Lest we forget Indonesia

DOING BUSINESS with the dictator: Thatcher and Suharto



We are passing through the fortieth anniversary of one of the worst massacres in history, ranking with the crimes of Hitler or Stalin. Yet far from being brought to justice, the chief perpetrator, Indonesia's dictator Suharto, has retired in comfort. Far from intervening to remove his regime, US and British governments shored it up for decades, supplying it with arms and aid. ( see pic above of partners in crime). But after all they had helped install this murderous regime.

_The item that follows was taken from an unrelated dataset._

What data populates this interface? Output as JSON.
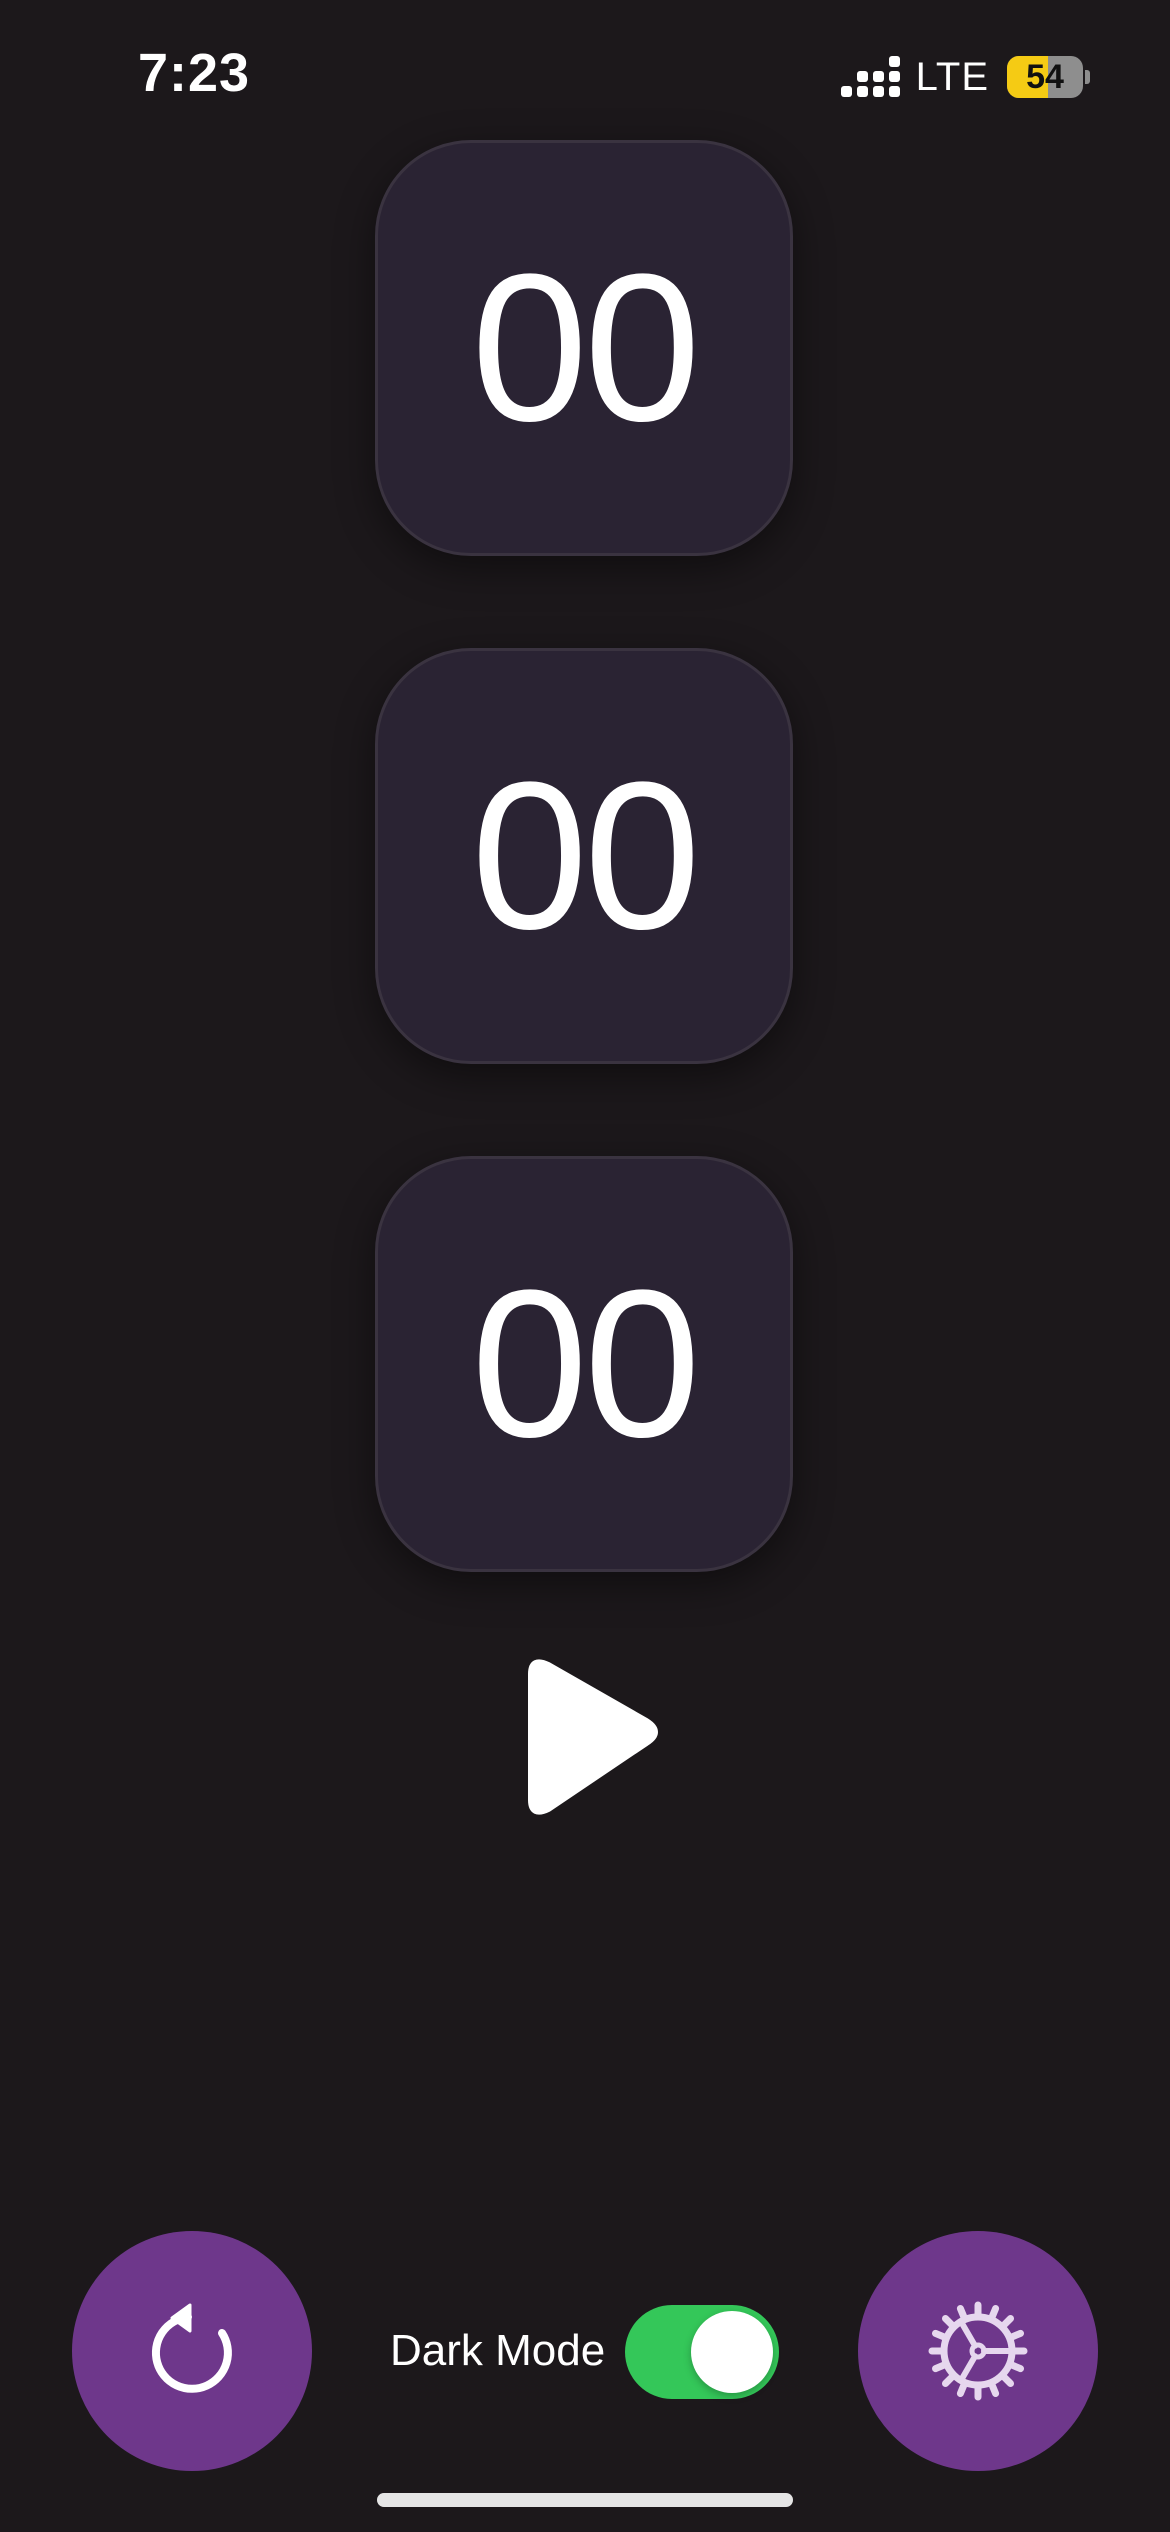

On 1 October 1965, a group of Indonesian army officers staged a coup attempt, killing six generals. General Suharto, not a target of the attack, struck back against the perpetrators. His troops fanned out across the country, assisted by Islamist gangs which they armed, slaughtering members of the Indonesian Communist Party, which was wrongly blamed for the coup attempt. The campaign was the opportunity to wipe out workers and peasants unions. Estimates of the death toll range from half a million to three million. No-one has ever been held to account for this appalling crime.
As in Iraq (which went through a similar, if smaller, bloodbath in 1963) and other countries, the hand of the CIA was not hard to detect behind the Indonesian coup. But it was not alone. British intelligence had sponsored a radio station in Singapore broadcasting to Indonesia. Like a Far Eastern version of the Czarist Black Hundreds, the British-backed propaganda speciality was combining anti-communism with inciting hatred of Indonesia's Chinese minority, who became pogrom victims. .

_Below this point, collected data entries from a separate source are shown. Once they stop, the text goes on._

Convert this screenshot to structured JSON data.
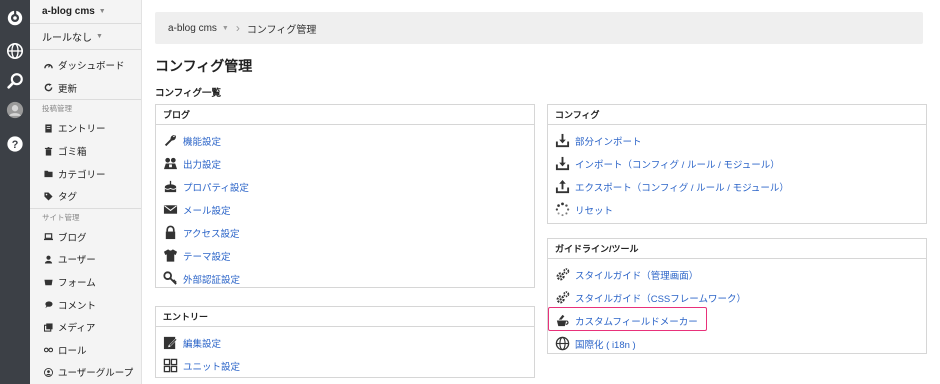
{
  "rail": {
    "icons": [
      "acms-logo-icon",
      "globe-icon",
      "search-icon",
      "user-avatar-icon",
      "help-icon"
    ]
  },
  "sidebar": {
    "site_select": "a-blog cms",
    "rule_select": "ルールなし",
    "top_items": [
      {
        "label": "ダッシュボード",
        "icon": "dashboard-icon"
      },
      {
        "label": "更新",
        "icon": "refresh-icon"
      }
    ],
    "post_heading": "投稿管理",
    "post_items": [
      {
        "label": "エントリー",
        "icon": "entry-icon"
      },
      {
        "label": "ゴミ箱",
        "icon": "trash-icon"
      },
      {
        "label": "カテゴリー",
        "icon": "folder-icon"
      },
      {
        "label": "タグ",
        "icon": "tag-icon"
      }
    ],
    "site_heading": "サイト管理",
    "site_items": [
      {
        "label": "ブログ",
        "icon": "laptop-icon"
      },
      {
        "label": "ユーザー",
        "icon": "user-icon"
      },
      {
        "label": "フォーム",
        "icon": "form-icon"
      },
      {
        "label": "コメント",
        "icon": "comment-icon"
      },
      {
        "label": "メディア",
        "icon": "media-icon"
      },
      {
        "label": "ロール",
        "icon": "role-icon"
      },
      {
        "label": "ユーザーグループ",
        "icon": "group-icon"
      }
    ]
  },
  "breadcrumb": {
    "root": "a-blog cms",
    "current": "コンフィグ管理"
  },
  "page": {
    "title": "コンフィグ管理",
    "section_title": "コンフィグ一覧"
  },
  "panels": {
    "blog": {
      "title": "ブログ",
      "items": [
        {
          "label": "機能設定",
          "icon": "wrench-icon"
        },
        {
          "label": "出力設定",
          "icon": "output-icon"
        },
        {
          "label": "プロパティ設定",
          "icon": "cake-icon"
        },
        {
          "label": "メール設定",
          "icon": "mail-icon"
        },
        {
          "label": "アクセス設定",
          "icon": "lock-icon"
        },
        {
          "label": "テーマ設定",
          "icon": "shirt-icon"
        },
        {
          "label": "外部認証設定",
          "icon": "key-icon"
        }
      ]
    },
    "entry": {
      "title": "エントリー",
      "items": [
        {
          "label": "編集設定",
          "icon": "edit-icon"
        },
        {
          "label": "ユニット設定",
          "icon": "unit-grid-icon"
        }
      ]
    },
    "config": {
      "title": "コンフィグ",
      "items": [
        {
          "label": "部分インポート",
          "icon": "import-icon"
        },
        {
          "label": "インポート（コンフィグ / ルール / モジュール）",
          "icon": "import-icon"
        },
        {
          "label": "エクスポート（コンフィグ / ルール / モジュール）",
          "icon": "export-icon"
        },
        {
          "label": "リセット",
          "icon": "spinner-icon"
        }
      ]
    },
    "guide": {
      "title": "ガイドライン/ツール",
      "items": [
        {
          "label": "スタイルガイド（管理画面）",
          "icon": "gears-icon"
        },
        {
          "label": "スタイルガイド（CSSフレームワーク）",
          "icon": "gears-icon"
        },
        {
          "label": "カスタムフィールドメーカー",
          "icon": "field-maker-icon"
        },
        {
          "label": "国際化 ( i18n )",
          "icon": "globe-icon"
        }
      ]
    }
  },
  "colors": {
    "rail": "#3c4046",
    "link": "#2b64c8",
    "highlight": "#e8317a"
  }
}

"I have never concealed from you my belief that a little shooting in Indonesia would be an essential preliminary to effective change," Sir Andrew Gilchrist, the British ambassador in Jakarta, informed the Foreign Office on October 5 1965. Declassified files show that Britain wanted the Indonesian army to act and encouraged it to do so.British policy was "to encourage the emergence of a general's regime", one intelligence official explained. Another noted that "it seems pretty clear that the generals are going to need all the help they can get and accept without being tagged as hopelessly pro-western, if they are going to be able to gain ascendancy over the communists". Therefore, "we can hardly go wrong by tacitly backing the generals".(Mark Curtis, October 6th, 05 "The Guardian"

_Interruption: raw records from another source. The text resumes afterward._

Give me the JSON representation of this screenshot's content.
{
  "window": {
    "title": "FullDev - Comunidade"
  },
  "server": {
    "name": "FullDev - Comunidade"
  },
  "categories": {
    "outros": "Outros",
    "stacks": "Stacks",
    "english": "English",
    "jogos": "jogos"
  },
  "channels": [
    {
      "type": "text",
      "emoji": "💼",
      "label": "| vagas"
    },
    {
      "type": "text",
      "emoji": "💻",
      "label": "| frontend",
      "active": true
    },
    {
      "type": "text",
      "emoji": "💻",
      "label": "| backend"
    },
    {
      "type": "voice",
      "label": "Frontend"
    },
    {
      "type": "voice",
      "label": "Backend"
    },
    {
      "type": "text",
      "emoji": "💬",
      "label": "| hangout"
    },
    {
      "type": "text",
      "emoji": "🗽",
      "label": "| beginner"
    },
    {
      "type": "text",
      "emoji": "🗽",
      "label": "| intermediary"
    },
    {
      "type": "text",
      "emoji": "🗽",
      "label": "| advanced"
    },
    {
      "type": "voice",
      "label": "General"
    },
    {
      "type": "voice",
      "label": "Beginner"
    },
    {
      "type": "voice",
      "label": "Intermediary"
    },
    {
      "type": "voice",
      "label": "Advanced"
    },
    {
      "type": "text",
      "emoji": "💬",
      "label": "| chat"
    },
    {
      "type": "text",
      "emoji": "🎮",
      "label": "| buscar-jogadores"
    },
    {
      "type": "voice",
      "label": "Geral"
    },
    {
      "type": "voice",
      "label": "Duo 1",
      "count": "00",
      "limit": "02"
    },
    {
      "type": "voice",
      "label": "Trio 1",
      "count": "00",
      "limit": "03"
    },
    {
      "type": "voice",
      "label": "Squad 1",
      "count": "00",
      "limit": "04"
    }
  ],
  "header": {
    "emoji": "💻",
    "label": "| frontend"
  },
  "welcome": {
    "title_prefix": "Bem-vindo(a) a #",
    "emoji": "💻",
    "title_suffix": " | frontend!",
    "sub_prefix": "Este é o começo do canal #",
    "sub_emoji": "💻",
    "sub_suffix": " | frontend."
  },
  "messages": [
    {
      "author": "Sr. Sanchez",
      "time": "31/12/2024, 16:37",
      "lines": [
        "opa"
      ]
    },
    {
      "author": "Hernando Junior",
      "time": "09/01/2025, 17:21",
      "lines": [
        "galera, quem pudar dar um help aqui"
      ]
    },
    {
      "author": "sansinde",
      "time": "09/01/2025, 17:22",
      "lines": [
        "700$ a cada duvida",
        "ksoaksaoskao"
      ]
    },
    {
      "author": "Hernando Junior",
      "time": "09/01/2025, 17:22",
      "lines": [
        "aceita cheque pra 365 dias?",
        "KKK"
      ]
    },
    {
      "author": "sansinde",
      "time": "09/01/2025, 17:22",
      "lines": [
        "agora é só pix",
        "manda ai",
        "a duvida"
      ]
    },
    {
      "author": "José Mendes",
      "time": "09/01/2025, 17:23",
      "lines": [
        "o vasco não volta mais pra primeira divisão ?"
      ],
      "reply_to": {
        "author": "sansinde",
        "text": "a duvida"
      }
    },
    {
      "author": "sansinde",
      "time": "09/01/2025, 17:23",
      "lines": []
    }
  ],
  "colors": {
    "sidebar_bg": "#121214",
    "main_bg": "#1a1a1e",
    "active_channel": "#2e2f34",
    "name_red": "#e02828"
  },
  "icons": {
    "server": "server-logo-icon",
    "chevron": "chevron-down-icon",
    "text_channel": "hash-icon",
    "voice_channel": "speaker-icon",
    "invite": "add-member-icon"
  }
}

As the regime settled down to rule mass arrests landed hundreds of thousands of people in prison. By the early 1970s, around 70,000 were still in detention, of whom not more than two hundred were ever tried. The innocent victims of this purge, and their relatives, still suffer discrimination to this day.
After reducing the incumbent President Sukarno to nothing more than a figurehead, Suharto took over as President in March 1966. From then until May 1998, when he was forced to step down, Indonesia was ruled by a military dictatorship responsible for massive and widespread violations of human rights throughout the country, especially in Aceh and West Papua, and in East Timor, which the armed forces brutally occupied in 1975.
(See http://tapol.gn.apc.org/
"Tapol" is the Indonesian term for political prisoners, and TAPOL, based in Thornton Heath, Surrey, is the campaign that has worked for years to expose human rights abuses and atrocities in Indonesia, and in East Timor and West Papua..It has also exposed British and US support for the military, and now it is calling for compensation to surviving relatives of the massacre victims, and prisoners, who faced blacklisting for jobs even after their release.
Carmel Budiardjo of TAPOL, herself one of those jailed without trial, says:
"While millions of his victims still endure continued discrimination, Suharto the architect of their suffering lives in secluded luxury with his children who enriched themselves during his years in power. He must not be allowed to go unpunished."
TAPOL is calling for full rehabilitation and restitution for the victims of the 1965 tragedy and for Suharto to be brought to trial for the crimes against humanity committed by his regime. We should also be calling for the whole truth to be brought out on how US and British governments helped Suharto to power and backed his dictatorship.